Let’s see!….. How does that work?

Any IoT device you use, you will be interacting with firmware, and this is because firmware can be thought of as the actual code that runs on an IoT or embedded device. For this post, we will start by looking at various ways to extract the file system from firmware, and then move into going deeper into analyzing binaries for vulnerabilities.

First of all which firmware does reverse firstly download that file.

Unzip the downloaded file that is in the form of the zip file, through this command unzip DCS-932L_REVA_FIRMWARE_1.14.04.ZIP.

you can see in that two files that’s namely PDF and bin file, then I used the head command to try read binary files head dcs932l_v1.14.04.bin.

by using this command I got binary files formatted but not read by human eyes. that’s format read the only computer.

Then, I used string command to makes it possible to view the human-readable characters within any file strings -10 dcs932l_v1.14.04.bin|head

then I got some printable character text, which can read this text.

Next step I used the Binwalk command. Binwalk command designed for reverse engineering. it is designed for identifying files and code embedded inside of firmware images. binwalk dcs932l_v1.14.04.bin

I got three parts namely Decimal, Hexadecimal, Description. decimal parts show file location in decimal formats. hexadecimal parts show file location in hexadecimal formats and description parts shows of what was found at that location. I found using Binwalk a U-Boot string at 106352. At 327680, see a uImage header telling us that you find the OS kernel image in an LZMA archive that starts at 327744.

Before unpacking that LZMA archive and dig through it, need to carve it out of the larger binary by run dd if=dcs932l_v1.14.04.bin skip=327744 bs=1 of=kernel.lzma

You can check to ensure the LZMA archive came through OK by running file kernel .lzma.

Next, unpack that LZMA archive by running unlzma kernel.lzma

if you have to see what you have unpacked file by run command file kernel.

Next, I am going to run the binwalk against the data file with the binwalk kernel.

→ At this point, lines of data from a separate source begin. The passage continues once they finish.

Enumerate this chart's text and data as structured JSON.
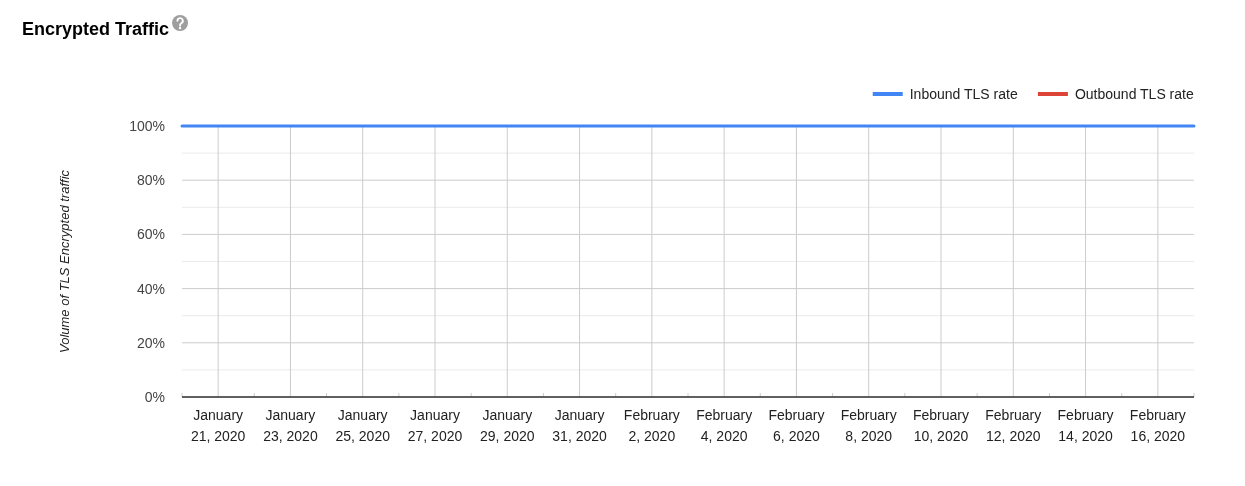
{
  "chart_data": {
    "type": "line",
    "title": "Encrypted Traffic",
    "ylabel": "Volume of TLS Encrypted traffic",
    "x": [
      "2020-01-20",
      "2020-01-21",
      "2020-01-22",
      "2020-01-23",
      "2020-01-24",
      "2020-01-25",
      "2020-01-26",
      "2020-01-27",
      "2020-01-28",
      "2020-01-29",
      "2020-01-30",
      "2020-01-31",
      "2020-02-01",
      "2020-02-02",
      "2020-02-03",
      "2020-02-04",
      "2020-02-05",
      "2020-02-06",
      "2020-02-07",
      "2020-02-08",
      "2020-02-09",
      "2020-02-10",
      "2020-02-11",
      "2020-02-12",
      "2020-02-13",
      "2020-02-14",
      "2020-02-15",
      "2020-02-16",
      "2020-02-17"
    ],
    "series": [
      {
        "name": "Inbound TLS rate",
        "color": "#4285f4",
        "values": [
          100,
          100,
          100,
          100,
          100,
          100,
          100,
          100,
          100,
          100,
          100,
          100,
          100,
          100,
          100,
          100,
          100,
          100,
          100,
          100,
          100,
          100,
          100,
          100,
          100,
          100,
          100,
          100,
          100
        ]
      },
      {
        "name": "Outbound TLS rate",
        "color": "#db4437",
        "values": [
          null,
          null,
          null,
          null,
          null,
          null,
          null,
          null,
          null,
          null,
          null,
          null,
          null,
          null,
          null,
          null,
          null,
          null,
          null,
          null,
          null,
          null,
          null,
          null,
          null,
          null,
          null,
          null,
          null
        ]
      }
    ],
    "xlim": [
      "2020-01-20",
      "2020-02-17"
    ],
    "xticks": [
      {
        "value": "2020-01-20",
        "label": null
      },
      {
        "value": "2020-01-21",
        "label": "January 21, 2020"
      },
      {
        "value": "2020-01-22",
        "label": null
      },
      {
        "value": "2020-01-23",
        "label": "January 23, 2020"
      },
      {
        "value": "2020-01-24",
        "label": null
      },
      {
        "value": "2020-01-25",
        "label": "January 25, 2020"
      },
      {
        "value": "2020-01-26",
        "label": null
      },
      {
        "value": "2020-01-27",
        "label": "January 27, 2020"
      },
      {
        "value": "2020-01-28",
        "label": null
      },
      {
        "value": "2020-01-29",
        "label": "January 29, 2020"
      },
      {
        "value": "2020-01-30",
        "label": null
      },
      {
        "value": "2020-01-31",
        "label": "January 31, 2020"
      },
      {
        "value": "2020-02-01",
        "label": null
      },
      {
        "value": "2020-02-02",
        "label": "February 2, 2020"
      },
      {
        "value": "2020-02-03",
        "label": null
      },
      {
        "value": "2020-02-04",
        "label": "February 4, 2020"
      },
      {
        "value": "2020-02-05",
        "label": null
      },
      {
        "value": "2020-02-06",
        "label": "February 6, 2020"
      },
      {
        "value": "2020-02-07",
        "label": null
      },
      {
        "value": "2020-02-08",
        "label": "February 8, 2020"
      },
      {
        "value": "2020-02-09",
        "label": null
      },
      {
        "value": "2020-02-10",
        "label": "February 10, 2020"
      },
      {
        "value": "2020-02-11",
        "label": null
      },
      {
        "value": "2020-02-12",
        "label": "February 12, 2020"
      },
      {
        "value": "2020-02-13",
        "label": null
      },
      {
        "value": "2020-02-14",
        "label": "February 14, 2020"
      },
      {
        "value": "2020-02-15",
        "label": null
      },
      {
        "value": "2020-02-16",
        "label": "February 16, 2020"
      },
      {
        "value": "2020-02-17",
        "label": null
      }
    ],
    "ylim": [
      0,
      100
    ],
    "yticks": [
      {
        "value": 0,
        "label": "0%"
      },
      {
        "value": 10,
        "label": null
      },
      {
        "value": 20,
        "label": "20%"
      },
      {
        "value": 30,
        "label": null
      },
      {
        "value": 40,
        "label": "40%"
      },
      {
        "value": 50,
        "label": null
      },
      {
        "value": 60,
        "label": "60%"
      },
      {
        "value": 70,
        "label": null
      },
      {
        "value": 80,
        "label": "80%"
      },
      {
        "value": 90,
        "label": null
      },
      {
        "value": 100,
        "label": "100%"
      }
    ],
    "grid": true,
    "legend": "top right"
  }
}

So, many outputs came there, including another LZMA archive at 4038656. If you scroll up to the top of the binwalk output you will see the Linux kernel version.

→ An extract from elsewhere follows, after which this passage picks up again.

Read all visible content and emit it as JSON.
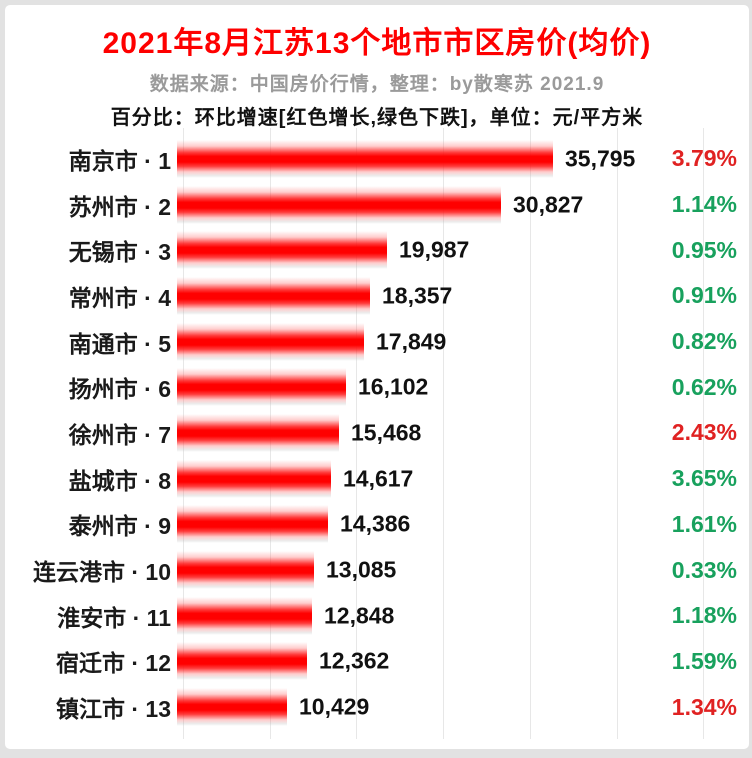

The next task is to extract that LZMA saw in there. use dd if=kernel skip=4038656 bs=1 of=mystery.lzma

and unpack the results with unlzma mystery.lzma. then, run by file mystery command.

it’s got a cpio archive format, then cpio format makes mkdir cpio and cd cpio. then unpacked cpio with cpio -idm — no-absolute-filenames < ../mystery.

then, I run command ls -l

The file system got me and I can explore.

Conclusion: Hence, the above showed result I extracted the whole file system by using reverse engineering techniques.